This confirms 48 ROPs. Either they are "uber" or great efficiency leap happened.
I'm not confident enough in my interpretation the diagram to be sure which block would be the ROPs, but it may still be 64 and consistent with the Linux patches.
The CUs seem certain enough, although the way the shapes are divided might be consistent with a changed orientation. The CU is one long rectangle book-ended by a pair of rectangles towards the center and three rectangles towards the outside.
The rectangles further out seem to be one for every two CUs.
One possible interpretation:
The three rectangles in the CU are the L1, filtering, and l/s blocks, and this time they are not arranged along the center line of the chip.
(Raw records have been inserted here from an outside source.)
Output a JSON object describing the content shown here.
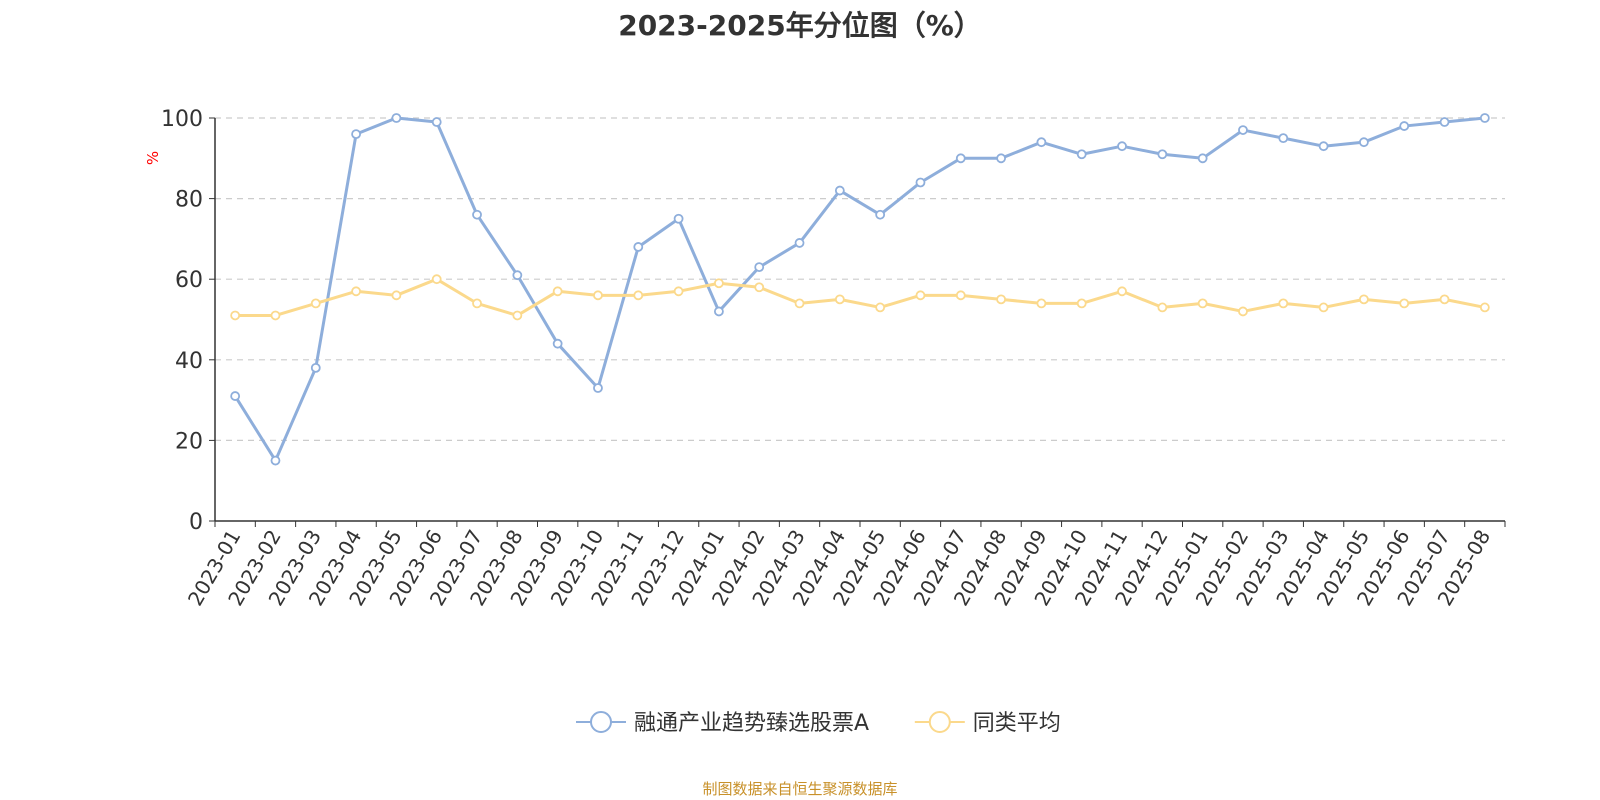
{
  "chart_data": {
    "type": "line",
    "title": "2023-2025年分位图（%）",
    "ylabel": "%",
    "xlabel": "",
    "ylim": [
      0,
      100
    ],
    "yticks": [
      0,
      20,
      40,
      60,
      80,
      100
    ],
    "grid": true,
    "legend_position": "bottom-center",
    "categories": [
      "2023-01",
      "2023-02",
      "2023-03",
      "2023-04",
      "2023-05",
      "2023-06",
      "2023-07",
      "2023-08",
      "2023-09",
      "2023-10",
      "2023-11",
      "2023-12",
      "2024-01",
      "2024-02",
      "2024-03",
      "2024-04",
      "2024-05",
      "2024-06",
      "2024-07",
      "2024-08",
      "2024-09",
      "2024-10",
      "2024-11",
      "2024-12",
      "2025-01",
      "2025-02",
      "2025-03",
      "2025-04",
      "2025-05",
      "2025-06",
      "2025-07",
      "2025-08"
    ],
    "series": [
      {
        "name": "融通产业趋势臻选股票A",
        "color": "#8eaedb",
        "values": [
          31,
          15,
          38,
          96,
          100,
          99,
          76,
          61,
          44,
          33,
          68,
          75,
          52,
          63,
          69,
          82,
          76,
          84,
          90,
          90,
          94,
          91,
          93,
          91,
          90,
          97,
          95,
          93,
          94,
          98,
          99,
          100
        ]
      },
      {
        "name": "同类平均",
        "color": "#fbd98c",
        "values": [
          51,
          51,
          54,
          57,
          56,
          60,
          54,
          51,
          57,
          56,
          56,
          57,
          59,
          58,
          54,
          55,
          53,
          56,
          56,
          55,
          54,
          54,
          57,
          53,
          54,
          52,
          54,
          53,
          55,
          54,
          55,
          53
        ]
      }
    ]
  },
  "source_note": "制图数据来自恒生聚源数据库",
  "colors": {
    "axis": "#333333",
    "grid": "#cccccc",
    "ylabel": "#ff0000",
    "title": "#333333",
    "source": "#c8912a"
  }
}
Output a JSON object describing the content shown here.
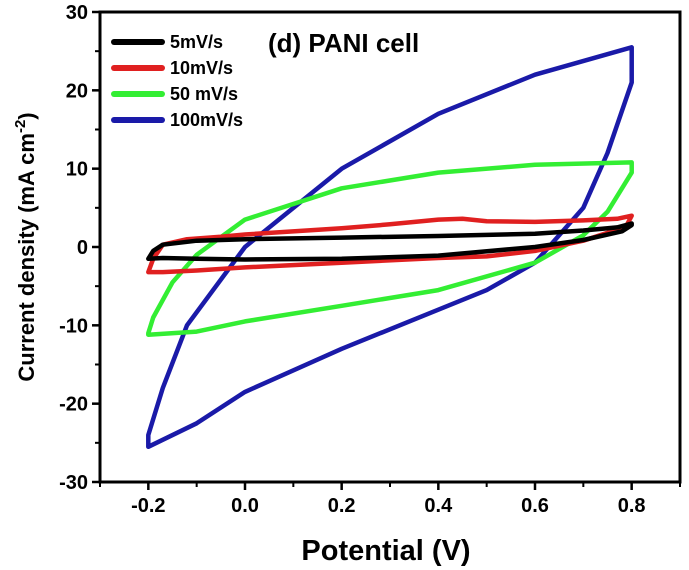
{
  "chart_data": {
    "type": "line",
    "title": "(d) PANI cell",
    "xlabel": "Potential (V)",
    "ylabel_main": "Current density (mA cm",
    "ylabel_sup": "-2",
    "ylabel_close": ")",
    "xlim": [
      -0.3,
      0.9
    ],
    "ylim": [
      -30,
      30
    ],
    "xticks": [
      -0.2,
      0.0,
      0.2,
      0.4,
      0.6,
      0.8
    ],
    "xtick_labels": [
      "-0.2",
      "0.0",
      "0.2",
      "0.4",
      "0.6",
      "0.8"
    ],
    "yticks": [
      -30,
      -20,
      -10,
      0,
      10,
      20,
      30
    ],
    "ytick_labels": [
      "-30",
      "-20",
      "-10",
      "0",
      "10",
      "20",
      "30"
    ],
    "grid": false,
    "legend_position": "top-left",
    "series": [
      {
        "name": "5mV/s",
        "color": "#000000",
        "x": [
          -0.2,
          -0.19,
          -0.17,
          -0.1,
          0.0,
          0.2,
          0.4,
          0.6,
          0.7,
          0.77,
          0.8,
          0.8,
          0.78,
          0.7,
          0.6,
          0.4,
          0.2,
          0.0,
          -0.1,
          -0.17,
          -0.2
        ],
        "y": [
          -1.5,
          -0.5,
          0.3,
          0.8,
          1.0,
          1.2,
          1.4,
          1.7,
          2.1,
          2.5,
          3.0,
          2.8,
          2.0,
          0.9,
          0.0,
          -1.1,
          -1.5,
          -1.6,
          -1.5,
          -1.4,
          -1.5
        ]
      },
      {
        "name": "10mV/s",
        "color": "#e02020",
        "x": [
          -0.2,
          -0.19,
          -0.17,
          -0.12,
          -0.05,
          0.0,
          0.2,
          0.3,
          0.4,
          0.45,
          0.5,
          0.6,
          0.7,
          0.77,
          0.8,
          0.79,
          0.76,
          0.7,
          0.6,
          0.5,
          0.4,
          0.2,
          0.0,
          -0.1,
          -0.17,
          -0.2
        ],
        "y": [
          -3.2,
          -1.5,
          0.3,
          1.0,
          1.3,
          1.6,
          2.4,
          2.9,
          3.5,
          3.6,
          3.3,
          3.2,
          3.4,
          3.6,
          4.0,
          2.8,
          2.0,
          0.8,
          -0.5,
          -1.2,
          -1.4,
          -2.0,
          -2.6,
          -3.0,
          -3.2,
          -3.2
        ]
      },
      {
        "name": "50 mV/s",
        "color": "#33ee33",
        "x": [
          -0.2,
          -0.19,
          -0.15,
          -0.1,
          0.0,
          0.2,
          0.4,
          0.6,
          0.8,
          0.8,
          0.75,
          0.7,
          0.6,
          0.4,
          0.2,
          0.0,
          -0.1,
          -0.2
        ],
        "y": [
          -11.0,
          -9.0,
          -4.5,
          -1.0,
          3.5,
          7.5,
          9.5,
          10.5,
          10.8,
          9.5,
          4.5,
          1.5,
          -2.0,
          -5.5,
          -7.5,
          -9.5,
          -10.8,
          -11.2
        ]
      },
      {
        "name": "100mV/s",
        "color": "#1a1aa8",
        "x": [
          -0.2,
          -0.17,
          -0.12,
          0.0,
          0.2,
          0.4,
          0.6,
          0.8,
          0.8,
          0.75,
          0.7,
          0.6,
          0.5,
          0.4,
          0.2,
          0.0,
          -0.1,
          -0.2
        ],
        "y": [
          -24.0,
          -18.0,
          -10.0,
          0.0,
          10.0,
          17.0,
          22.0,
          25.5,
          21.0,
          12.0,
          5.0,
          -2.0,
          -5.5,
          -8.0,
          -13.0,
          -18.5,
          -22.5,
          -25.5
        ]
      }
    ]
  }
}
The outer rectangles above and below the CU arrays could be the shared front ends, this time shared between two CUs.
The RBE sections are the long bars on the right and left. The ROP sections seem to be more variable in layout, possibly to most efficiently pack them in the outer margins and around other miscellaneous units.
That would put the L2 as the two 8x3 arrays below the main portion of the GPU, and presumably above the blocks dedicated to the HBM interface and controllers.
The 8 columns in that case might pair up with the tile_pipe values listed in the Linux patches for Vega (the 8 marked with a ???). If the picture's 3 rows are accurate, that may mean a non-power of 2 associativity, or perhaps some other change.
The possible HBM interfaces have 12 columns each, although how much of that is in part due to oversimplifying some of the surrounding silicon around the PHY is uncertain.
The more pronounced spacing that cuts the CU arrays into 4 quadrants might be consistent with the need for connectivity to the L2 at the bottom for the changed layout of the CU caches and the ROPs on either side. Polaris' artistic rendition had a pronounced division along the center line, but that was before the DRAM and L2 was shunted off to one side and the ROPs hooked into the L2.